Navigational Skills 4 All about Contours
By Dave Roberts
Navigational Skills 4 All about Contours
What is a contour line?
Contour lines denote the height of the land at any point along that line. So if you followed a 100m contour line around the hill, your altitude at every point would remain at 100m. That’s why traversing a hillside without loss or gain of height is known as contouring.
Depending on the maps you use, they can be at 5,10 or even 15m intervals. 5m contours are usually on maps that cover lower level areas, though the Clwydian Range explorer map is at 5m intervals. 10m is the norm on OS maps, while the strange 15m is found on Harvey maps. You’ll also have a thicker index contour at 50m on OS maps, or 75m on Harvey’s. They’re also numbered, though this can be a hit and miss affair with the numbering not always being where you need it where other have all the 10m contours numbered where others may have every other at 20, 30 and 10m intervals within 100m!
The example above is from Open Street map – but is rendered to resemble the contours on a 1:25,000 OS Explorer map.
What else are Contours good for?
Slope steepness.
Depending on how close the contours are to one another, you can determine the steepness of the slope.
The steep slope below Snowdon is exceptionally steep with the arrow distance dropping 350m (read – Cliff!) while the other arrow only falls 50m in the same distance.
Exceptionally steep ground may also feature crags on the map as well as contours being too close together to tell them apart.
Slope Type.
You can also cateogorise the slopes into three different types:
Convex Slopes. These start off shallow or gently, but steepen as you descend. The Killer Convex on the Llanberis Path of Snowdon is a perfect example.
The Llanberis path crosses a reasonably shallow area of slope, with the path often totally obscured in winter conditions. A slip here often proves fatal, as those unable to arrest their fall will continue to speed down the slope, which steepens and eventually deposits the poor soul over Clogwyn y Garnedd.

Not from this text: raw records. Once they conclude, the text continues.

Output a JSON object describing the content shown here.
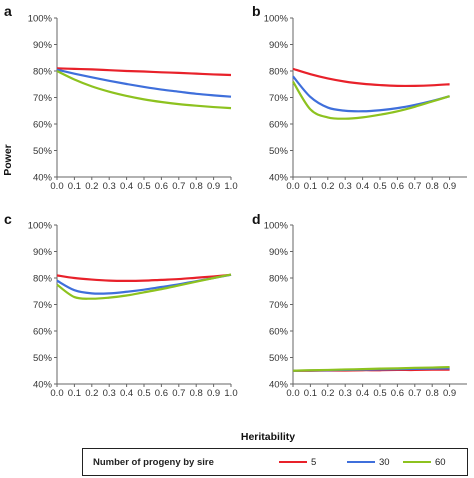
{
  "figure": {
    "xlabel": "Heritability",
    "ylabel": "Power"
  },
  "legend": {
    "title": "Number of progeny by sire",
    "items": [
      {
        "label": "5",
        "color": "#e8212a"
      },
      {
        "label": "30",
        "color": "#3f6fdb"
      },
      {
        "label": "60",
        "color": "#8dc21f"
      }
    ]
  },
  "chart_data": [
    {
      "panel": "a",
      "type": "line",
      "x": [
        0.0,
        0.1,
        0.2,
        0.3,
        0.4,
        0.5,
        0.6,
        0.7,
        0.8,
        0.9,
        1.0
      ],
      "x_tick_labels": [
        "0.0",
        "0.1",
        "0.2",
        "0.3",
        "0.4",
        "0.5",
        "0.6",
        "0.7",
        "0.8",
        "0.9",
        "1.0"
      ],
      "y_tick_labels": [
        "40%",
        "50%",
        "60%",
        "70%",
        "80%",
        "90%",
        "100%"
      ],
      "ylim": [
        40,
        100
      ],
      "series": [
        {
          "name": "5",
          "color": "#e8212a",
          "values": [
            81.0,
            80.8,
            80.6,
            80.3,
            80.0,
            79.8,
            79.5,
            79.3,
            79.0,
            78.7,
            78.5
          ]
        },
        {
          "name": "30",
          "color": "#3f6fdb",
          "values": [
            80.5,
            79.0,
            77.6,
            76.3,
            75.1,
            74.0,
            73.0,
            72.2,
            71.4,
            70.8,
            70.3
          ]
        },
        {
          "name": "60",
          "color": "#8dc21f",
          "values": [
            80.0,
            76.8,
            74.2,
            72.2,
            70.6,
            69.3,
            68.3,
            67.5,
            66.9,
            66.4,
            66.0
          ]
        }
      ]
    },
    {
      "panel": "b",
      "type": "line",
      "x": [
        0.0,
        0.1,
        0.2,
        0.3,
        0.4,
        0.5,
        0.6,
        0.7,
        0.8,
        0.9
      ],
      "x_tick_labels": [
        "0.0",
        "0.1",
        "0.2",
        "0.3",
        "0.4",
        "0.5",
        "0.6",
        "0.7",
        "0.8",
        "0.9"
      ],
      "y_tick_labels": [
        "40%",
        "50%",
        "60%",
        "70%",
        "80%",
        "90%",
        "100%"
      ],
      "ylim": [
        40,
        100
      ],
      "series": [
        {
          "name": "5",
          "color": "#e8212a",
          "values": [
            80.8,
            78.8,
            77.2,
            76.0,
            75.2,
            74.7,
            74.4,
            74.4,
            74.6,
            75.0
          ]
        },
        {
          "name": "30",
          "color": "#3f6fdb",
          "values": [
            78.0,
            70.2,
            66.2,
            65.0,
            64.8,
            65.2,
            66.0,
            67.2,
            68.7,
            70.5
          ]
        },
        {
          "name": "60",
          "color": "#8dc21f",
          "values": [
            76.0,
            65.5,
            62.5,
            62.0,
            62.5,
            63.5,
            64.8,
            66.5,
            68.5,
            70.5
          ]
        }
      ]
    },
    {
      "panel": "c",
      "type": "line",
      "x": [
        0.0,
        0.1,
        0.2,
        0.3,
        0.4,
        0.5,
        0.6,
        0.7,
        0.8,
        0.9,
        1.0
      ],
      "x_tick_labels": [
        "0.0",
        "0.1",
        "0.2",
        "0.3",
        "0.4",
        "0.5",
        "0.6",
        "0.7",
        "0.8",
        "0.9",
        "1.0"
      ],
      "y_tick_labels": [
        "40%",
        "50%",
        "60%",
        "70%",
        "80%",
        "90%",
        "100%"
      ],
      "ylim": [
        40,
        100
      ],
      "series": [
        {
          "name": "5",
          "color": "#e8212a",
          "values": [
            81.0,
            80.0,
            79.4,
            79.0,
            78.9,
            79.0,
            79.3,
            79.6,
            80.1,
            80.6,
            81.2
          ]
        },
        {
          "name": "30",
          "color": "#3f6fdb",
          "values": [
            79.0,
            75.4,
            74.2,
            74.2,
            74.8,
            75.6,
            76.6,
            77.6,
            78.8,
            80.0,
            81.2
          ]
        },
        {
          "name": "60",
          "color": "#8dc21f",
          "values": [
            77.5,
            72.8,
            72.2,
            72.6,
            73.4,
            74.6,
            75.8,
            77.2,
            78.6,
            80.0,
            81.3
          ]
        }
      ]
    },
    {
      "panel": "d",
      "type": "line",
      "x": [
        0.0,
        0.1,
        0.2,
        0.3,
        0.4,
        0.5,
        0.6,
        0.7,
        0.8,
        0.9
      ],
      "x_tick_labels": [
        "0.0",
        "0.1",
        "0.2",
        "0.3",
        "0.4",
        "0.5",
        "0.6",
        "0.7",
        "0.8",
        "0.9"
      ],
      "y_tick_labels": [
        "40%",
        "50%",
        "60%",
        "70%",
        "80%",
        "90%",
        "100%"
      ],
      "ylim": [
        40,
        100
      ],
      "series": [
        {
          "name": "5",
          "color": "#e8212a",
          "values": [
            45.0,
            45.0,
            45.1,
            45.1,
            45.2,
            45.2,
            45.3,
            45.3,
            45.4,
            45.4
          ]
        },
        {
          "name": "30",
          "color": "#3f6fdb",
          "values": [
            45.0,
            45.1,
            45.2,
            45.3,
            45.4,
            45.5,
            45.6,
            45.7,
            45.8,
            45.9
          ]
        },
        {
          "name": "60",
          "color": "#8dc21f",
          "values": [
            45.0,
            45.2,
            45.3,
            45.5,
            45.6,
            45.8,
            45.9,
            46.1,
            46.2,
            46.4
          ]
        }
      ]
    }
  ]
}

Concave Slopes conversely start off steep but peter out as you descend.
Some Slopes are just boring and uniform. Though a uniform slope can also be a shallow / gentle slope or steep.
Distinguishing High and Low ground?
Valleys and re-entrants easier to find as there’s often a stream on these and not running along top of a ridge! For the record, a re-entrant is simply an area of low ground, a valley on a smaller scale but tends to perpendicular to the ridge as opposed to the valley that’s parallel.

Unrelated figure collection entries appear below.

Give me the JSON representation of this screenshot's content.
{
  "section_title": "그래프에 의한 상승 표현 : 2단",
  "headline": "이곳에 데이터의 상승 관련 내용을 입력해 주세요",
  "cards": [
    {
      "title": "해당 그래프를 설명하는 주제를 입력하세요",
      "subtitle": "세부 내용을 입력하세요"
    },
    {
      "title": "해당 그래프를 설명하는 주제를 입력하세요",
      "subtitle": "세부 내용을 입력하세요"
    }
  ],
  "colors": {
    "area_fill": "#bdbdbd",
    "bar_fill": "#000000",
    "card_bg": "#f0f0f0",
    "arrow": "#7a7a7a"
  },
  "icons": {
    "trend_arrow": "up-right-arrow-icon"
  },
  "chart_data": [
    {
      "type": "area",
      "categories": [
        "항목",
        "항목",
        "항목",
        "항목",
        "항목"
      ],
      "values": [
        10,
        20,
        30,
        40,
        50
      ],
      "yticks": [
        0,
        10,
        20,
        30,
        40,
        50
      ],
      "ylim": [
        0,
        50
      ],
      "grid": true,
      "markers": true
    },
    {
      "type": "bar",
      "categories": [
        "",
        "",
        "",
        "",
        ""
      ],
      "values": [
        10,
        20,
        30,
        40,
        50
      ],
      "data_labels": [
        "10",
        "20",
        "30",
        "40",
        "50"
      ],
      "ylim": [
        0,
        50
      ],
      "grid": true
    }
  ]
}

You can also determine the high ground from the direction that scree is drawn on the map – the large boulders are at the base of the slope, with debris drawn behind it. Crags are also drawn in such a way that once you see it, it’s obviously high ground.
Small Contour features such as ring contours.
Ring contours are usually small individual contour rings that indicate an area of elevated ground. They usually consist of no more than one ring, and the ones below show high points along a ridge.
The photo below shows the actual location – Bwlch Main on Yr Wyddfa, and what is one of the ring contours above.
Finally, spurs and re entrants can be tiny on the map, but much more obvious on the ground. A Spur is to a ridge as a re-entrant is to a valley (no, this isn’t a MENSA test) – or defined :
A spur is a lateral ridge or tongue of land descending from a hill, mountain or main crest of a ridge (Wikipedia).
Looking at the map below- from the col (which is a term for the low bit of land between two higher ones, or a pass) – you can see there’s a spur reaching down into the valley.
You can clearly see the spur in the image below as well as the valley to the right.
We could go on, but there are so many features that we could mention that there’s just no the space here. We could mention hanging valleys, aretes and so on, but it would soon turn into a GCSE Geography lesson. For an exhaustive list – Wikipedia as usual has a list of landforms.